Malware kapert Social Media-Konten über Browser Plugins

Originalartikel von Don Ladores, Threat Response Engineer

Trend Micro hat eine neue Bedrohung für Social Media-Seiten entdeckt, die die Nutzer von Google Chrome oder Mozilla Firefox betrifft. Die Kriminellen setzen dabei gefälschte Erweiterungen für die Browser ein, um die Anwendersysteme zu infiltrieren und die Social Media-Konten, vor allem in Facebook, Google+ und Twitter, zu kapern.

Verschiedene Köder auf den Seiten der sozialen Netzwerke, etwa Video Player-Updates, sollen die Nutzer dazu verleiten, diese gefälschten Erweiterungen zu installieren. Tatsächlich handelt es sich bei dem Player Update um eine bösartige Datei, die den Schädling TROJ_FEBUSER.AA enthält und ein Browser Plugin für den jeweilig eingesetzten Browser installiert.

Die Sicherheitsforscher entdeckten eine frühere Version von JS_FEBUSER.AA für Google Chrome, die sich als Chrome Service Pack 5.0.0. ausgibt. Für den Firefox nennt sich das Plugin Mozilla Service Pack 5.0.

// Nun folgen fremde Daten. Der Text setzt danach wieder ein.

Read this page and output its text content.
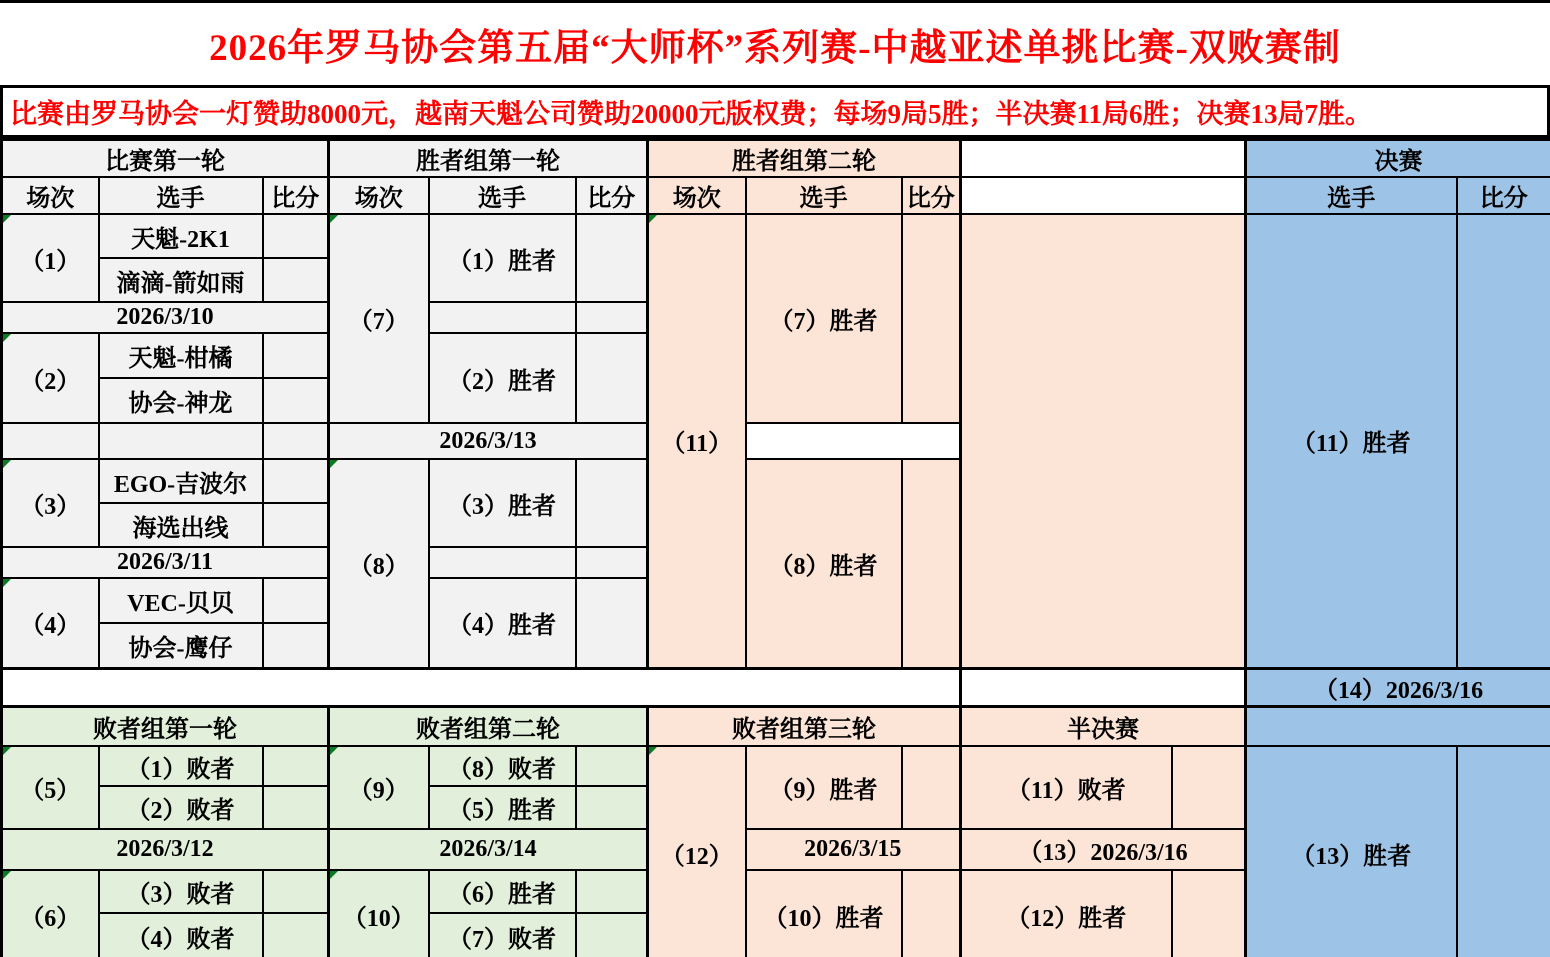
2026年罗马协会第五届“大师杯”系列赛-中越亚述单挑比赛-双败赛制
比赛由罗马协会一灯赞助8000元，越南天魁公司赞助20000元版权费；每场9局5胜；半决赛11局6胜；决赛13局7胜。
比赛第一轮			胜者组第一轮			胜者组第二轮					决赛	
场次	选手	比分	场次	选手	比分	场次	选手	比分			选手	比分
（1）	天魁-2K1		（7）	（1）胜者		（11）	（7）胜者				（11）胜者	
	滴滴-箭如雨											
2026/3/10												
（2）	天魁-柑橘			（2）胜者								
	协会-神龙											
			2026/3/13									
（3）	EGO-吉波尔		（8）	（3）胜者			（8）胜者					
	海选出线											
2026/3/11												
（4）	VEC-贝贝			（4）胜者								
	协会-鹰仔											
											（14）2026/3/16	
败者组第一轮			败者组第二轮			败者组第三轮			半决赛			
（5）	（1）败者		（9）	（8）败者		（12）	（9）胜者		（11）败者		（13）胜者	
	（2）败者			（5）胜者								
2026/3/12			2026/3/14				2026/3/15		（13）2026/3/16			
（6）	（3）败者		（10）	（6）胜者			（10）胜者		（12）胜者			
	（4）败者			（7）败者								
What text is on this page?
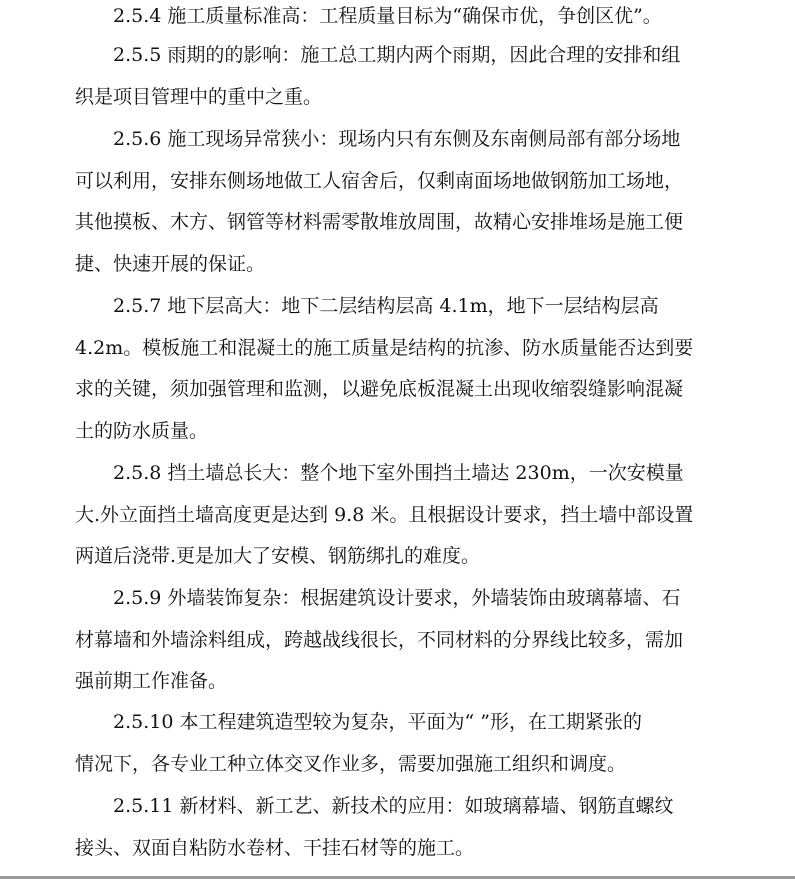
2.5.4 施工质量标准高：工程质量目标为“确保市优，争创区优”。
2.5.5 雨期的的影响：施工总工期内两个雨期，因此合理的安排和组
织是项目管理中的重中之重。
2.5.6 施工现场异常狭小：现场内只有东侧及东南侧局部有部分场地
可以利用，安排东侧场地做工人宿舍后，仅剩南面场地做钢筋加工场地，
其他摸板、木方、钢管等材料需零散堆放周围，故精心安排堆场是施工便
捷、快速开展的保证。
2.5.7 地下层高大：地下二层结构层高 4.1m，地下一层结构层高
4.2m。模板施工和混凝土的施工质量是结构的抗渗、防水质量能否达到要
求的关键，须加强管理和监测，以避免底板混凝土出现收缩裂缝影响混凝
土的防水质量。
2.5.8 挡土墙总长大：整个地下室外围挡土墙达 230m，一次安模量
大.外立面挡土墙高度更是达到 9.8 米。且根据设计要求，挡土墙中部设置
两道后浇带.更是加大了安模、钢筋绑扎的难度。
2.5.9 外墙装饰复杂：根据建筑设计要求，外墙装饰由玻璃幕墙、石
材幕墙和外墙涂料组成，跨越战线很长，不同材料的分界线比较多，需加
强前期工作准备。
2.5.10 本工程建筑造型较为复杂，平面为“ ”形，在工期紧张的
情况下，各专业工种立体交叉作业多，需要加强施工组织和调度。
2.5.11 新材料、新工艺、新技术的应用：如玻璃幕墙、钢筋直螺纹
接头、双面自粘防水卷材、干挂石材等的施工。
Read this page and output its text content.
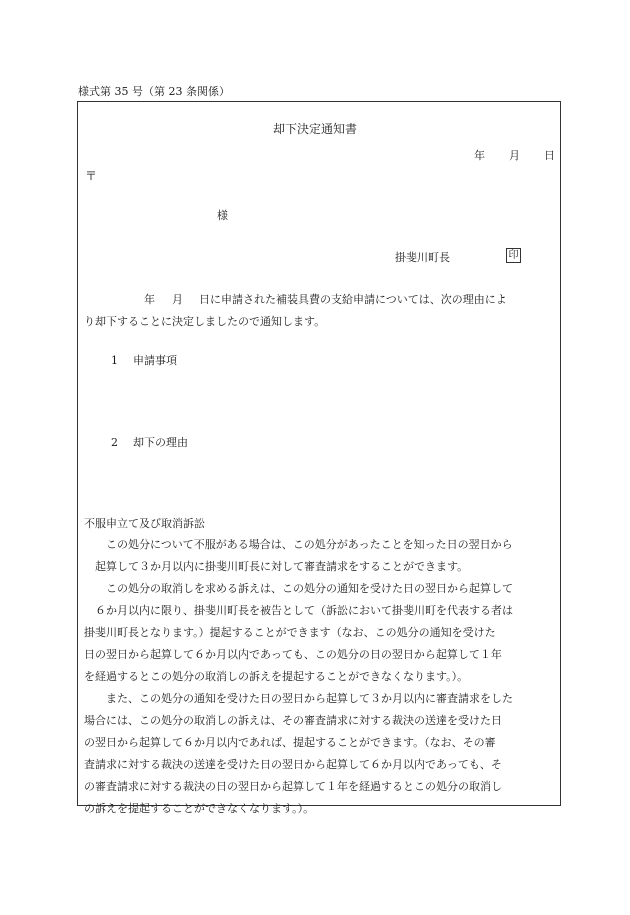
様式第 35 号（第 23 条関係）
却下決定通知書
年 月 日
〒
様
掛斐川町長	印
年 月 日に申請された補装具費の支給申請については、次の理由によ
り却下することに決定しましたので通知します。
1 申請事項
2 却下の理由
不服申立て及び取消訴訟
この処分について不服がある場合は、この処分があったことを知った日の翌日から
起算して３か月以内に掛斐川町長に対して審査請求をすることができます。
この処分の取消しを求める訴えは、この処分の通知を受けた日の翌日から起算して
６か月以内に限り、掛斐川町長を被告として（訴訟において掛斐川町を代表する者は
掛斐川町長となります。）提起することができます（なお、この処分の通知を受けた
日の翌日から起算して６か月以内であっても、この処分の日の翌日から起算して１年
を経過するとこの処分の取消しの訴えを提起することができなくなります。）。
また、この処分の通知を受けた日の翌日から起算して３か月以内に審査請求をした
場合には、この処分の取消しの訴えは、その審査請求に対する裁決の送達を受けた日
の翌日から起算して６か月以内であれば、提起することができます。（なお、その審
査請求に対する裁決の送達を受けた日の翌日から起算して６か月以内であっても、そ
の審査請求に対する裁決の日の翌日から起算して１年を経過するとこの処分の取消し
の訴えを提起することができなくなります。）。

Bild 1. Die von den bösartigen Plugins verwendeten Namen

Google Chrome hat dieses Plugin bereits als bösartig gekennzeichnet. Eine aktualiserte Version des Plugins (JS_FEBUSER.AB) haben die Sicherheitsforscher unter dem Namen F-Secure Security Pack 6.1.0 (für Google Chrome) und F-Secure Security Pack 6.1 (für Mozilla Firefox) entdeckt.


Bild 2. Die von den aktualisierten bösartigen Dateien verwendeten Namen

Nach der Installation verbindet sich der Schädling mit einer bösartigen URL und lädt hier eine Konfigurationsdatei herunter. Die Einzelheiten aus dieser Datei nutzt er dazu, Konten in den sozialen Medien zu kapern und ohne Erlaubnis des Nutzers die folgenden Aktionen auszuführen:

  • Seiten mit „Gefällt mir“ zu markieren,
  • Einträge mit anderen zu teilen,
  • einer Gruppe beizutreten,
  • Freunde in eine Gruppe einzuladen,
  • mit Freunden zu chatten,
  • Einträge zu kommentieren und
  • Status zu aktualisieren.

Die Angreifer können auf diese Weise Konten in Facebook, Google+ und Twitter kapern und beispielsweise Links zu weiteren bösartigen Webseiten darüber verbreiten.

Und noch etwas: Das gefälschte Video Player Update trägt eine digitale Unterschrift. Die Signaturen stellen eine Möglichkeit für Entwickler und Publisher dar zu beweisen, dass sie tatsächlich der Autor einer Datei sind und diese nicht geändert wurde.


Bild 3. Gültige digitale Zertifikate der bösartigen Video Player Update-Datei

Noch ist nicht geklärt, ob diese Signatur unerlaubterweise erstellt oder ob die Signaturschlüssel einer legitimen Organisation dafür kompromittiert wurden.

Trend Micro blockiert alle damit in Zusammenhang stehenden URLs und erkennt die bösartigen Dateien.